1 de setembro de 2010

PARE, PENSE E QUEIRA



Colocando as cartas na mesa, o que nos resta nas mãos? As mãos! Independente de qualquer ferramenta que utilizamos no nosso processo evolutivo, sejam elas terapias ou religiões, temos de despertar as maiores de todas as ferramentas: O nosso querer, o nosso Amor. Sem metas e um querer constante, ficamos á deriva envolto das próprias ilusões.
A evolução espiritual é como uma prática de Yoga, como um alongamento, que dia a dia, com disciplina, sem perceber já estamos abraçando as pernas, onde antes nem conseguíamos colocarmos as mãos. As técnicas nestes alongamentos foram muito importantes, mas o querer foi a força crucial para chegar ao objetivo.
Isto todos já sabemos. Mas como despertar este querer constante? Como, diante de tanto caos, saber se meus objetivos são meus verdadeiros objetivos? Estas respostas, ou os caminhos que nos levarão a elas já estão em nossas mãos, já estão no nosso coração, na nossa consciência. Precisamos sim repousar o balde, pois só com o balde parado, a água não mais turva fica límpida e serena, como a nossa consciência. Afinal, não existe nenhum malefício ou beneficio que o homem não tenha atraído para si mesmo. Nós somos os melhores ourives com as melhores ferramentas para a lapidação de nós mesmos.
Não precisamos ser médicos para perceber quantos males a correria da vida moderna nós traz. Vivemos como num campo de batalha, sendo bombardeados pelo excesso de informações, vulcões de cobranças e erupções repentinas de prazos e putz! Era pra ontem! O tempo parece que sumiu. Não arranjamos espaço nem para remediar os problemas de pressão, depressão, no estômago, no coração, a gula. E por aí vai...

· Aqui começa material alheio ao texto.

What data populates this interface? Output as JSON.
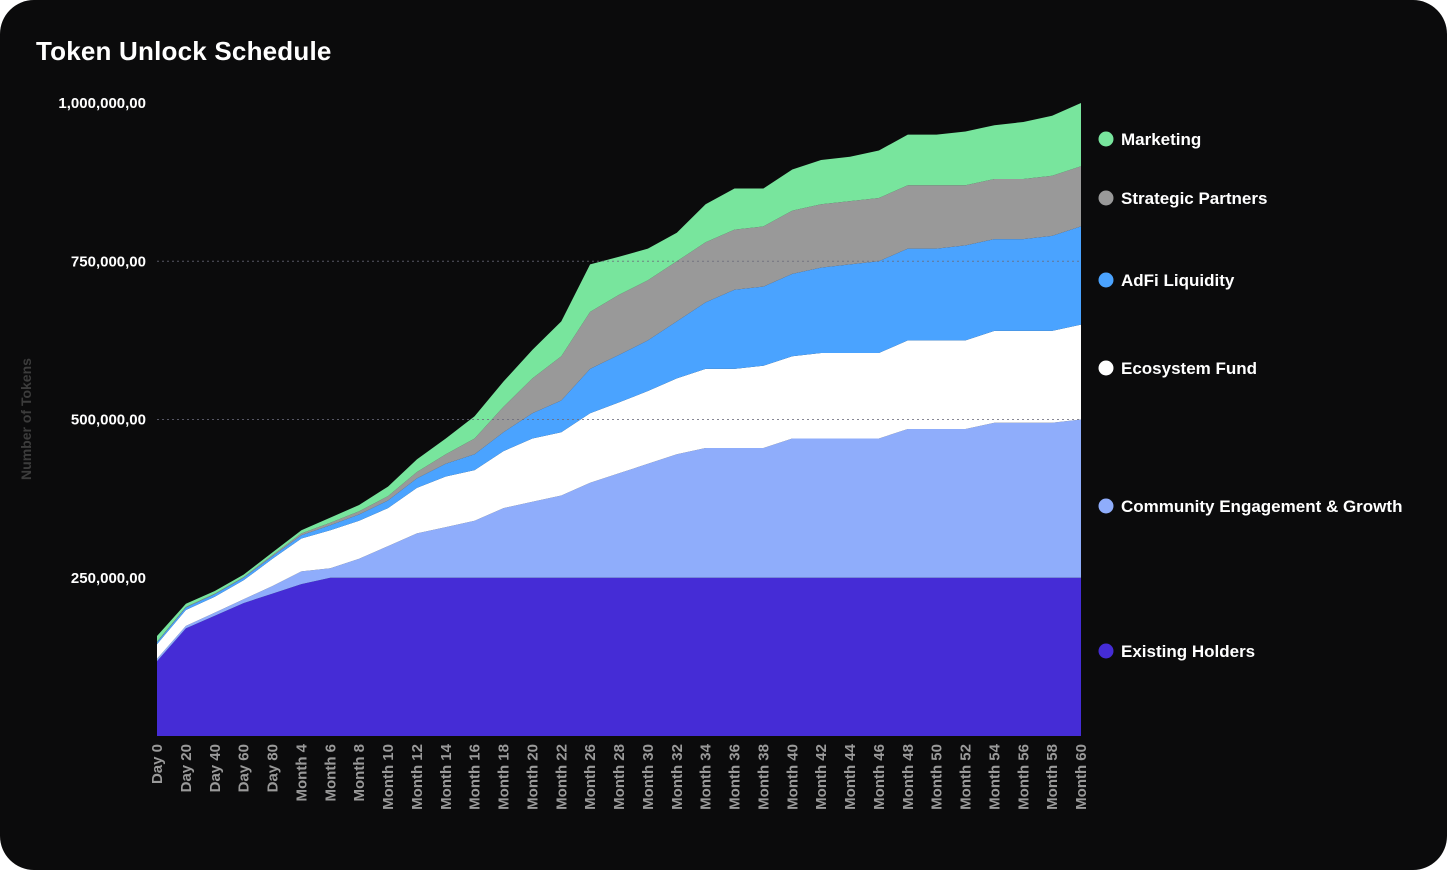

E quando enxergarmos o fundo do balde é hora de rever os velhos costumes. Fazer a manutenção do que já conquistamos e colocar na balança o que ainda estamos por conquistar. Dar um basta no que já não serve ao nosso bem mais elevado. O que eu jogo fora deste guarda-roupa? Lembrando que o Amor começa de dentro para fora, não existe amor ao próximo sem amor a si mesmo. E assim, tomemos as rédeas das nossas vidas e coloquemos em prática o nosso querer.
O querer constante não é sair correndo atrás de um objetivo ou gerar um pânico de querer a qualquer custo. O querer constante é como um rio: hora está sereno, hora toma formas de cachoeiras e corredeiras, tem momentos que parece desaparecer, secar, mas ele sempre está fluindo. Desvia das pedras, assenta nas margens. Tranqüilo e intenso com todo o seu volume.
Então, sejamos como um rio. Coloquemos na prática os nossos sonhos, os nossos ideais. Lembrando que além das pedras e das quedas, todo rio desemboca no mar. E você, em que oceano quer o seu rio? Naquele azul que parece não ter fim, resplandecente pela luz do Sol, ou naquele oceano frio e escuro? Afinal, como dizia Fernando Pessoa: O homem é do tamanho do seu sonho... e do seu querer.